Materials and Methods
We recorded wild colobine monkeys crossing gaps in the canopy and quantitatively tracked the kinematics of both the monkey and the compliant support during behavioral sequences. We also empirically measured the compliance of a sample of locomotor supports in the monkeys' natural habitat, allowing us to quantify the resonant properties of substrates used during leaping.
Results
Analyses of three recordings show that adult red colobus monkeys ( Piliocolobus tephrosceles ) use branch compliance to their advantage by actively pumping branches before leaping, augmenting their vertical velocity at take‐off.

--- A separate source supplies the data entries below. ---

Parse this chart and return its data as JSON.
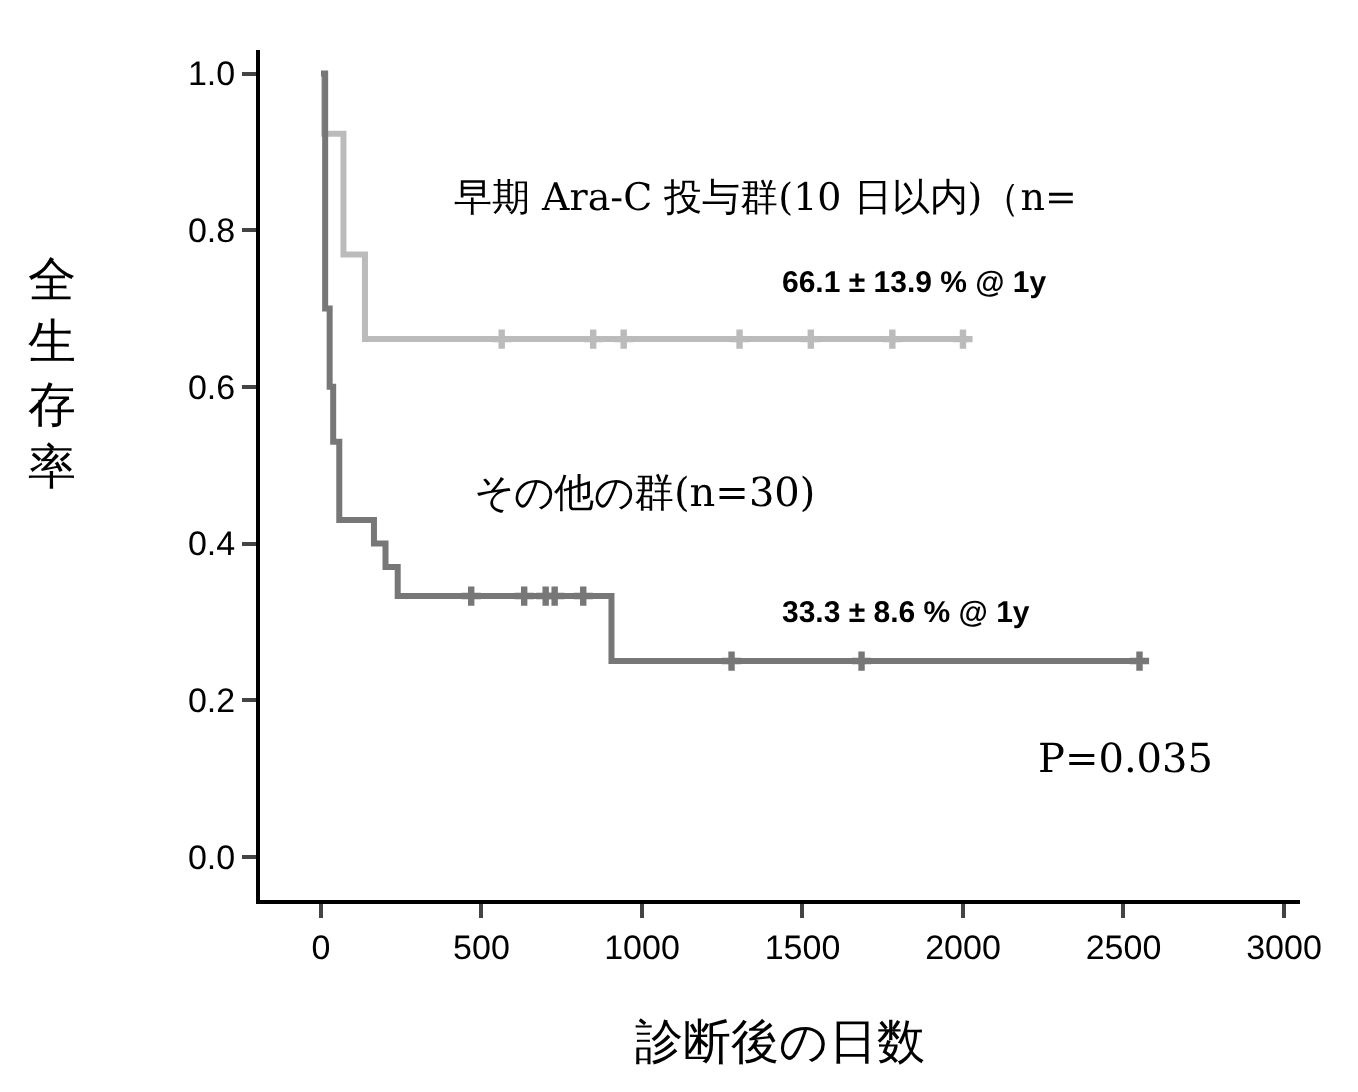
{
  "chart_data": {
    "type": "step",
    "xlabel": "診断後の日数",
    "ylabel": "全生存率",
    "xlim": [
      -190,
      3050
    ],
    "xticks": [
      0,
      500,
      1000,
      1500,
      2000,
      2500,
      3000
    ],
    "ylim": [
      -0.055,
      1.03
    ],
    "yticks": [
      {
        "value": 0,
        "label": "0.0"
      },
      {
        "value": 0.2,
        "label": "0.2"
      },
      {
        "value": 0.4,
        "label": "0.4"
      },
      {
        "value": 0.6,
        "label": "0.6"
      },
      {
        "value": 0.8,
        "label": "0.8"
      },
      {
        "value": 1,
        "label": "1.0"
      }
    ],
    "marker": "none",
    "line_style": "solid",
    "series": [
      {
        "color": "#bbbbbb",
        "x": [
          10,
          10,
          70,
          137,
          2000
        ],
        "values": [
          1.0,
          0.923,
          0.769,
          0.661,
          0.661
        ]
      },
      {
        "color": "#777777",
        "x": [
          0,
          13,
          27,
          38,
          57,
          165,
          201,
          239,
          905,
          2550
        ],
        "values": [
          1.0,
          0.7,
          0.6,
          0.53,
          0.43,
          0.4,
          0.37,
          0.333,
          0.25,
          0.25
        ]
      },
      {
        "type": "scatter",
        "marker": "cross",
        "color": "#bbbbbb",
        "x": [
          563,
          848,
          943,
          1304,
          1526,
          1780,
          2000
        ],
        "values": [
          0.661,
          0.661,
          0.661,
          0.661,
          0.661,
          0.661,
          0.661
        ]
      },
      {
        "type": "scatter",
        "marker": "cross",
        "color": "#777777",
        "x": [
          468,
          633,
          700,
          728,
          817,
          1279,
          1684,
          2550
        ],
        "values": [
          0.333,
          0.333,
          0.333,
          0.333,
          0.333,
          0.25,
          0.25,
          0.25
        ]
      }
    ],
    "annotations": [
      "早期 Ara-C 投与群(10 日以内)（n=",
      "66.1 ± 13.9 % @ 1y",
      "その他の群(n=30)",
      "33.3 ± 8.6 % @ 1y",
      "P=0.035"
    ]
  }
}
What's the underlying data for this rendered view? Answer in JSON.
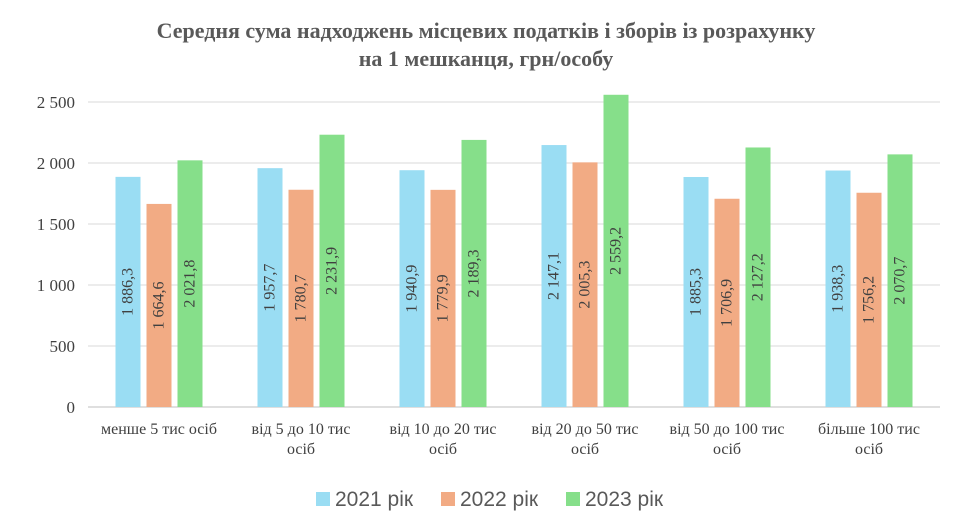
{
  "chart_data": {
    "type": "bar",
    "title_lines": [
      "Середня сума надходжень місцевих податків і зборів із розрахунку",
      "на 1 мешканця, грн/особу"
    ],
    "categories": [
      [
        "менше 5 тис осіб"
      ],
      [
        "від 5 до 10 тис",
        "осіб"
      ],
      [
        "від 10 до 20 тис",
        "осіб"
      ],
      [
        "від 20 до 50 тис",
        "осіб"
      ],
      [
        "від 50 до 100 тис",
        "осіб"
      ],
      [
        "більше 100 тис",
        "осіб"
      ]
    ],
    "series": [
      {
        "name": "2021 рік",
        "color": "#9ADDF3",
        "values": [
          1886.3,
          1957.7,
          1940.9,
          2147.1,
          1885.3,
          1938.3
        ],
        "labels": [
          "1 886,3",
          "1 957,7",
          "1 940,9",
          "2 147,1",
          "1 885,3",
          "1 938,3"
        ]
      },
      {
        "name": "2022 рік",
        "color": "#F2AB84",
        "values": [
          1664.6,
          1780.7,
          1779.9,
          2005.3,
          1706.9,
          1756.2
        ],
        "labels": [
          "1 664,6",
          "1 780,7",
          "1 779,9",
          "2 005,3",
          "1 706,9",
          "1 756,2"
        ]
      },
      {
        "name": "2023 рік",
        "color": "#86DF8A",
        "values": [
          2021.8,
          2231.9,
          2189.3,
          2559.2,
          2127.2,
          2070.7
        ],
        "labels": [
          "2 021,8",
          "2 231,9",
          "2 189,3",
          "2 559,2",
          "2 127,2",
          "2 070,7"
        ]
      }
    ],
    "ylim": [
      0,
      2500
    ],
    "yticks": [
      0,
      500,
      1000,
      1500,
      2000,
      2500
    ],
    "ytick_labels": [
      "0",
      "500",
      "1 000",
      "1 500",
      "2 000",
      "2 500"
    ],
    "grid": true,
    "legend_position": "bottom"
  }
}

Quantitative modeling of branch resonance periods, based on empirical measurements of support compliance, suggests that monkeys specifically employed branch pumping on relatively thin branches with protracted periods of oscillation. Finally, an additional four recordings show that both red colobus and black and white colobus monkeys ( Colobus guereza ) utilize tree swaying to cross large gaps, augmenting horizontal velocity at take‐off.
Discussion
This deliberate branch manipulation to produce a mechanical effect for stronger propulsion is consistent with the framework of instrumental problem‐solving. To our knowledge, this is the first study of wild primates which quantitatively shows how compliant branches can be used advantageously to augment locomotor performance.